Lawmakers, too, have taken notice of this unjust practice. Senators Cory Booker, Elizabeth Warren, Kamala Harris, and Dick Durbin introduced the Dignity for Incarcerated Women Act to the Senate in July 2017. The bill would federally prohibit shackling, along with providing for free electronic contact between incarcerated women and family members, free menstrual products, and greater attention to placing a child near the facility where a woman is incarcerated. Most importantly, ACOG’s current guidelines suggest that those who do restrain women during or immediately following childbirth should have to file reports with the Department of Corrections and face consequences, and ideally, this bill would make those policies more immediately enforceable.
Trauma-informed education for prison staff is a key first step to changing the way incarcerated women are treated, Cain-Muldrow says, adding that “expert recommendations don’t change mindsets.” She herself spent years working with the Florida Department of Juvenile Justice, teaching staff about trauma-informed approaches to juvenile corrections. This is especially important in women’s prisons, because the majority of incarcerated women have previously experienced sexual, physical, or emotional trauma. Many more incarcerated women than men, moreover, suffer from mental health issues, which exacerbates trauma reactions and requires more expertise from staff members when approaching medical care.

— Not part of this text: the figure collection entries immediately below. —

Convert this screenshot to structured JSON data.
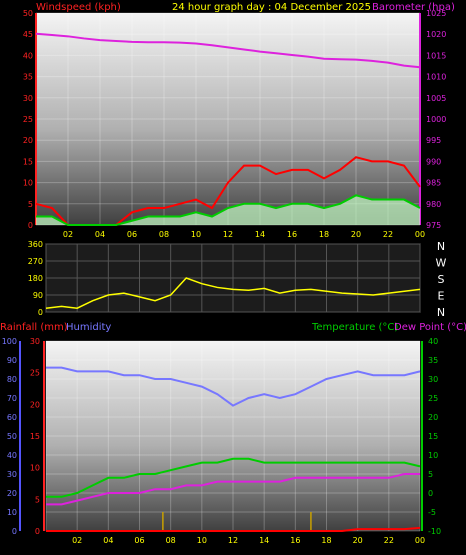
{
  "header": {
    "left": "Windspeed (kph)",
    "center": "24 hour graph day : 04 December 2025",
    "right": "Barometer (hpa)"
  },
  "x_ticks": [
    "02",
    "04",
    "06",
    "08",
    "10",
    "12",
    "14",
    "16",
    "18",
    "20",
    "22",
    "00"
  ],
  "panel3_header": {
    "rain": "Rainfall (mm)",
    "humidity": "Humidity",
    "temperature": "Temperature (°C)",
    "dewpoint": "Dew Point (°C)"
  },
  "compass": [
    "N",
    "W",
    "S",
    "E",
    "N"
  ],
  "colors": {
    "gust": "#ff0000",
    "avg_wind": "#00cc00",
    "wind_band": "#c8ffc8",
    "barometer": "#dd22dd",
    "direction": "#ffff00",
    "humidity": "#7777ff",
    "temperature": "#00cc00",
    "dewpoint": "#dd22dd",
    "rain": "#ff0000",
    "rain_rate": "#c8a000"
  },
  "chart_data": [
    {
      "type": "line",
      "title": "24 hour graph day : 04 December 2025",
      "y_left": {
        "label": "Windspeed (kph)",
        "ticks": [
          0,
          5,
          10,
          15,
          20,
          25,
          30,
          35,
          40,
          45,
          50
        ]
      },
      "y_right": {
        "label": "Barometer (hpa)",
        "ticks": [
          975,
          980,
          985,
          990,
          995,
          1000,
          1005,
          1010,
          1015,
          1020,
          1025
        ]
      },
      "x": [
        0,
        1,
        2,
        3,
        4,
        5,
        6,
        7,
        8,
        9,
        10,
        11,
        12,
        13,
        14,
        15,
        16,
        17,
        18,
        19,
        20,
        21,
        22,
        23,
        24
      ],
      "series": [
        {
          "name": "Windspeed (kph)",
          "key": "gust",
          "values": [
            5,
            4,
            0,
            0,
            0,
            0,
            3,
            4,
            4,
            5,
            6,
            4,
            10,
            14,
            14,
            12,
            13,
            13,
            11,
            13,
            16,
            15,
            15,
            14,
            9
          ]
        },
        {
          "name": "avg",
          "key": "avg_wind",
          "values": [
            2,
            2,
            0,
            0,
            0,
            0,
            1,
            2,
            2,
            2,
            3,
            2,
            4,
            5,
            5,
            4,
            5,
            5,
            4,
            5,
            7,
            6,
            6,
            6,
            4
          ]
        },
        {
          "name": "Barometer (hpa)",
          "key": "barometer",
          "values": [
            1020.1,
            1019.8,
            1019.5,
            1019.0,
            1018.6,
            1018.4,
            1018.2,
            1018.1,
            1018.1,
            1018.0,
            1017.8,
            1017.4,
            1016.9,
            1016.4,
            1015.9,
            1015.5,
            1015.1,
            1014.7,
            1014.2,
            1014.1,
            1014.0,
            1013.7,
            1013.3,
            1012.6,
            1012.2
          ]
        }
      ]
    },
    {
      "type": "line",
      "y_ticks": [
        0,
        90,
        180,
        270,
        360
      ],
      "x": [
        0,
        1,
        2,
        3,
        4,
        5,
        6,
        7,
        8,
        9,
        10,
        11,
        12,
        13,
        14,
        15,
        16,
        17,
        18,
        19,
        20,
        21,
        22,
        23,
        24
      ],
      "series": [
        {
          "name": "Wind direction",
          "key": "direction",
          "values": [
            20,
            30,
            20,
            60,
            90,
            100,
            80,
            60,
            90,
            180,
            150,
            130,
            120,
            115,
            125,
            100,
            115,
            120,
            110,
            100,
            95,
            90,
            100,
            110,
            120
          ]
        }
      ]
    },
    {
      "type": "line",
      "y_rain": {
        "label": "Rainfall (mm)",
        "ticks": [
          0,
          5,
          10,
          15,
          20,
          25,
          30
        ]
      },
      "y_humidity": {
        "label": "Humidity",
        "ticks": [
          0,
          10,
          20,
          30,
          40,
          50,
          60,
          70,
          80,
          90,
          100
        ]
      },
      "y_temp": {
        "label": "Temperature (°C)",
        "ticks": [
          -10,
          -5,
          0,
          5,
          10,
          15,
          20,
          25,
          30,
          35,
          40
        ]
      },
      "x": [
        0,
        1,
        2,
        3,
        4,
        5,
        6,
        7,
        8,
        9,
        10,
        11,
        12,
        13,
        14,
        15,
        16,
        17,
        18,
        19,
        20,
        21,
        22,
        23,
        24
      ],
      "series": [
        {
          "name": "Humidity",
          "key": "humidity",
          "values": [
            86,
            86,
            84,
            84,
            84,
            82,
            82,
            80,
            80,
            78,
            76,
            72,
            66,
            70,
            72,
            70,
            72,
            76,
            80,
            82,
            84,
            82,
            82,
            82,
            84
          ]
        },
        {
          "name": "Temperature (°C)",
          "key": "temperature",
          "values": [
            -1,
            -1,
            0,
            2,
            4,
            4,
            5,
            5,
            6,
            7,
            8,
            8,
            9,
            9,
            8,
            8,
            8,
            8,
            8,
            8,
            8,
            8,
            8,
            8,
            7
          ]
        },
        {
          "name": "Dew Point (°C)",
          "key": "dewpoint",
          "values": [
            -3,
            -3,
            -2,
            -1,
            0,
            0,
            0,
            1,
            1,
            2,
            2,
            3,
            3,
            3,
            3,
            3,
            4,
            4,
            4,
            4,
            4,
            4,
            4,
            5,
            5
          ]
        },
        {
          "name": "Rainfall (mm)",
          "key": "rain",
          "values": [
            0,
            0,
            0,
            0,
            0,
            0,
            0,
            0,
            0,
            0,
            0,
            0,
            0,
            0,
            0,
            0,
            0,
            0,
            0,
            0,
            0.3,
            0.3,
            0.3,
            0.3,
            0.5
          ]
        },
        {
          "name": "rain rate",
          "key": "rain_rate",
          "bars": [
            [
              7.5,
              3
            ],
            [
              17,
              3
            ]
          ]
        }
      ]
    }
  ]
}
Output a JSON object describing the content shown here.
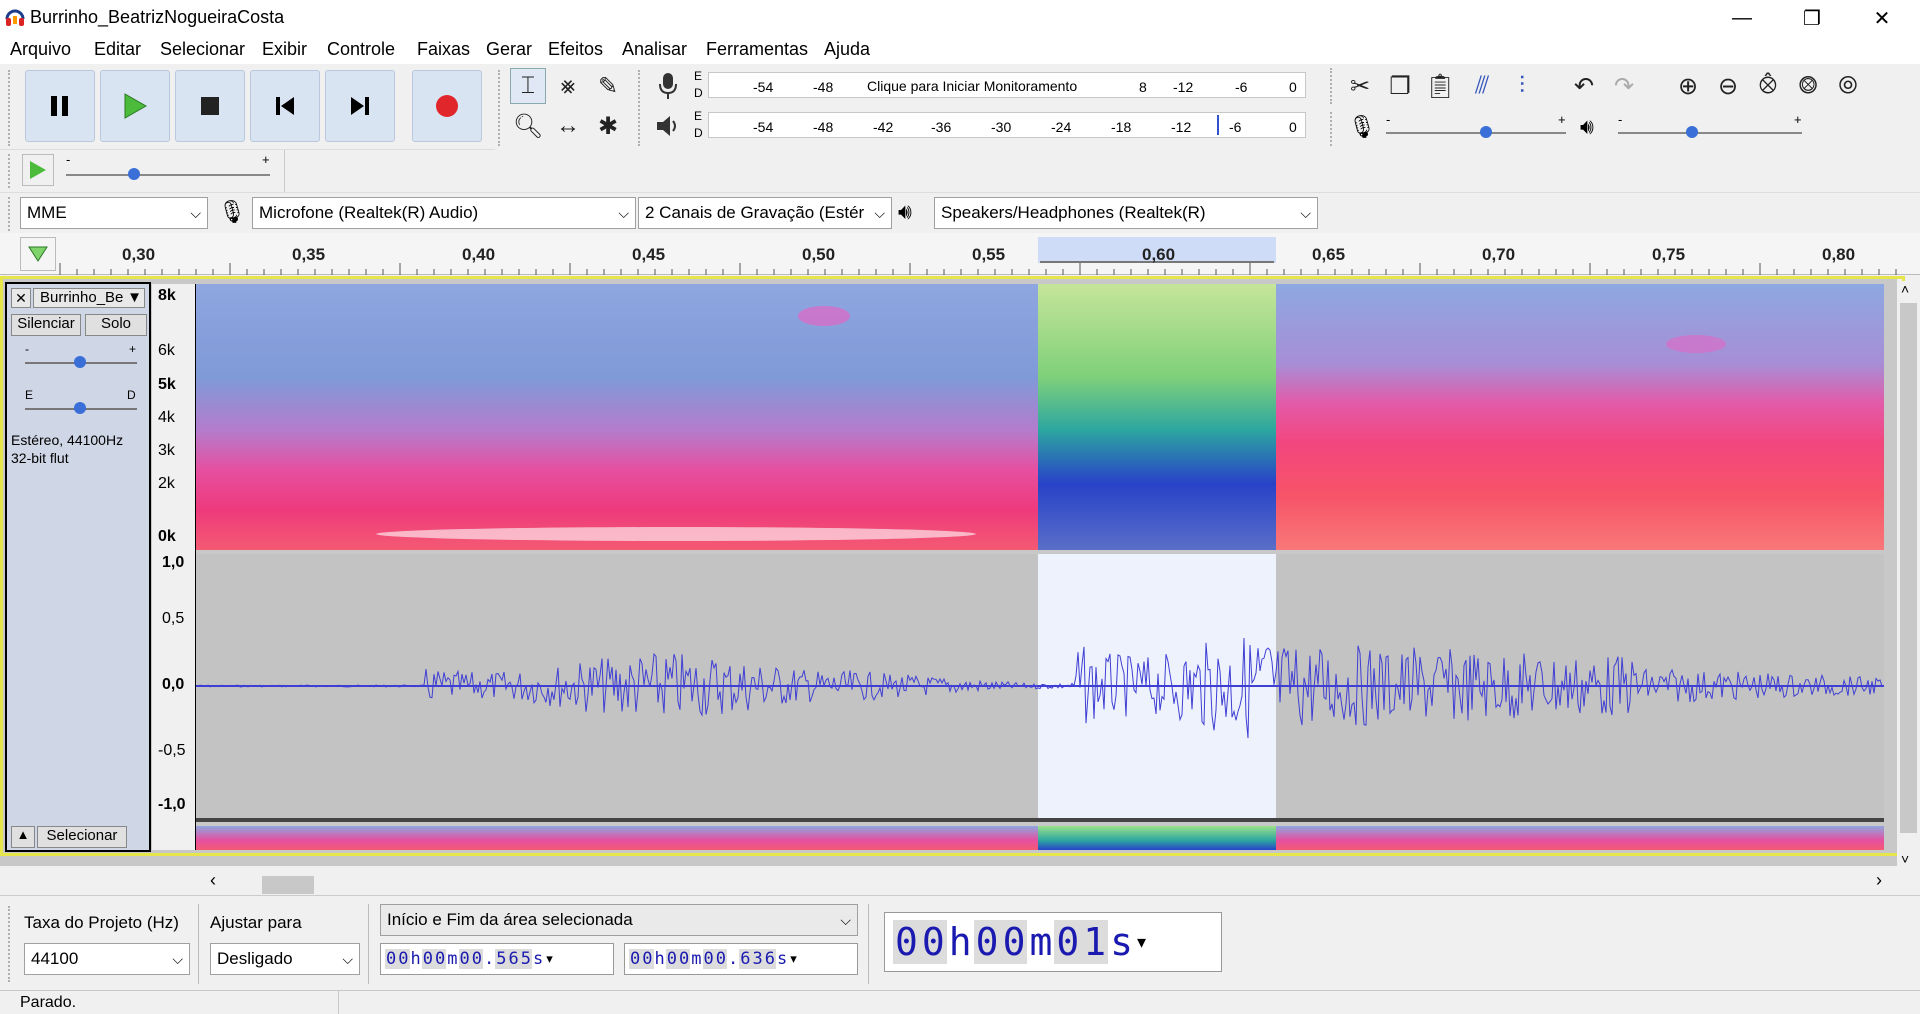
{
  "window": {
    "title": "Burrinho_BeatrizNogueiraCosta"
  },
  "menu": [
    "Arquivo",
    "Editar",
    "Selecionar",
    "Exibir",
    "Controle",
    "Faixas",
    "Gerar",
    "Efeitos",
    "Analisar",
    "Ferramentas",
    "Ajuda"
  ],
  "meters": {
    "record_channels": [
      "E",
      "D"
    ],
    "playback_channels": [
      "E",
      "D"
    ],
    "record_ticks": [
      "-54",
      "-48",
      "8",
      "-12",
      "-6",
      "0"
    ],
    "record_hint": "Clique para Iniciar Monitoramento",
    "play_ticks": [
      "-54",
      "-48",
      "-42",
      "-36",
      "-30",
      "-24",
      "-18",
      "-12",
      "-6",
      "0"
    ]
  },
  "sliders": {
    "minus": "-",
    "plus": "+"
  },
  "devices": {
    "host": "MME",
    "mic": "Microfone (Realtek(R) Audio)",
    "channels": "2 Canais de  Gravação (Estér",
    "speaker": "Speakers/Headphones (Realtek(R)"
  },
  "ruler": {
    "labels": [
      "0,30",
      "0,35",
      "0,40",
      "0,45",
      "0,50",
      "0,55",
      "0,60",
      "0,65",
      "0,70",
      "0,75",
      "0,80"
    ]
  },
  "track": {
    "name": "Burrinho_Be",
    "mute": "Silenciar",
    "solo": "Solo",
    "gain_min": "-",
    "gain_max": "+",
    "pan_left": "E",
    "pan_right": "D",
    "info1": "Estéreo, 44100Hz",
    "info2": "32-bit flut",
    "select": "Selecionar",
    "spec_ticks": [
      "8k",
      "6k",
      "5k",
      "4k",
      "3k",
      "2k",
      "0k"
    ],
    "wave_ticks": [
      "1,0",
      "0,5",
      "0,0",
      "-0,5",
      "-1,0"
    ]
  },
  "selection_bar": {
    "rate_label": "Taxa do Projeto (Hz)",
    "rate_value": "44100",
    "snap_label": "Ajustar para",
    "snap_value": "Desligado",
    "sel_mode": "Início e Fim da área selecionada",
    "start_time": [
      "0",
      "0",
      "h",
      "0",
      "0",
      "m",
      "0",
      "0",
      ".",
      "5",
      "6",
      "5",
      "s"
    ],
    "end_time": [
      "0",
      "0",
      "h",
      "0",
      "0",
      "m",
      "0",
      "0",
      ".",
      "6",
      "3",
      "6",
      "s"
    ],
    "audio_pos": [
      "0",
      "0",
      "h",
      "0",
      "0",
      "m",
      "0",
      "1",
      "s"
    ]
  },
  "status": "Parado.",
  "colors": {
    "selection": "#eef2fc",
    "wave": "#3f3fd4",
    "wave_bg": "#c3c3c3",
    "track_border": "#e6e64a"
  }
}
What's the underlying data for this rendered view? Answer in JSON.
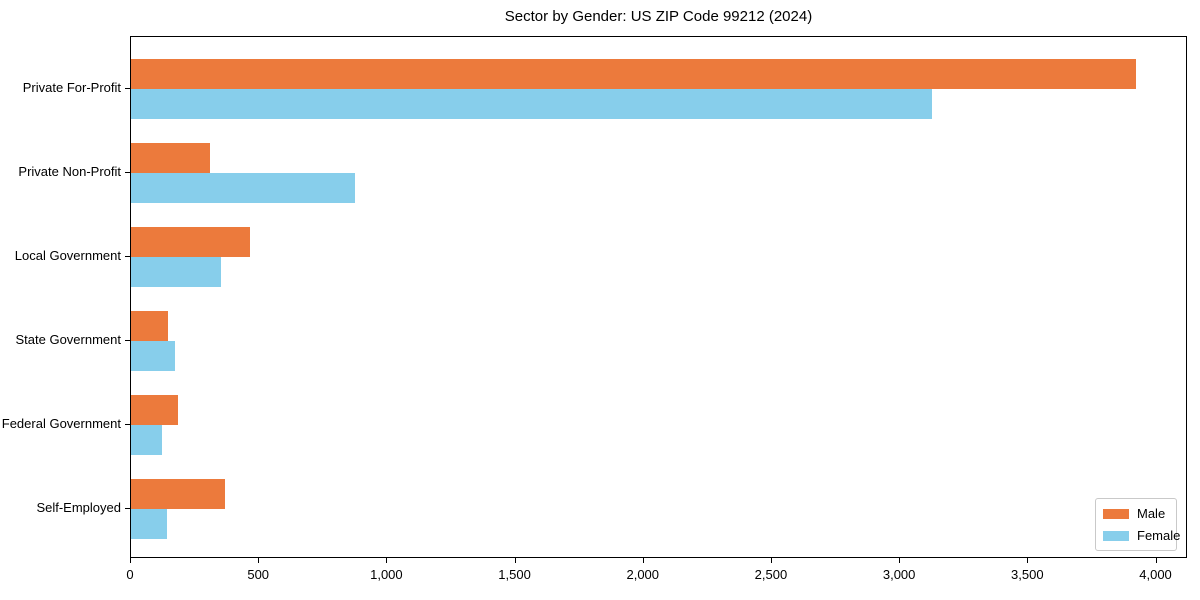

Saltz adds that these attitudes might be influenced not only by staff members’ relationship to inmates in general, but also by ingrained societal biases against all pregnant and laboring women as “out of control” and therefore requiring containment. “Childbirth evokes a host of feelings in observers…from awe to fear because it is a reminder of power,” she says, “because women in the throes of the pain and extremes of childbirth may seem to be out of control or primitive in their vocalizations and body movements. To an observer this may stir enough extreme emotion that they wish to restrain or control the woman, even though it is against the rules and is wrong.”
A trauma-informed approach and an emphasis on informed consent and physical autonomy would improve not only birth behind bars, but would potentially reduce the incidence of birth trauma and negative psychological consequences in births everywhere.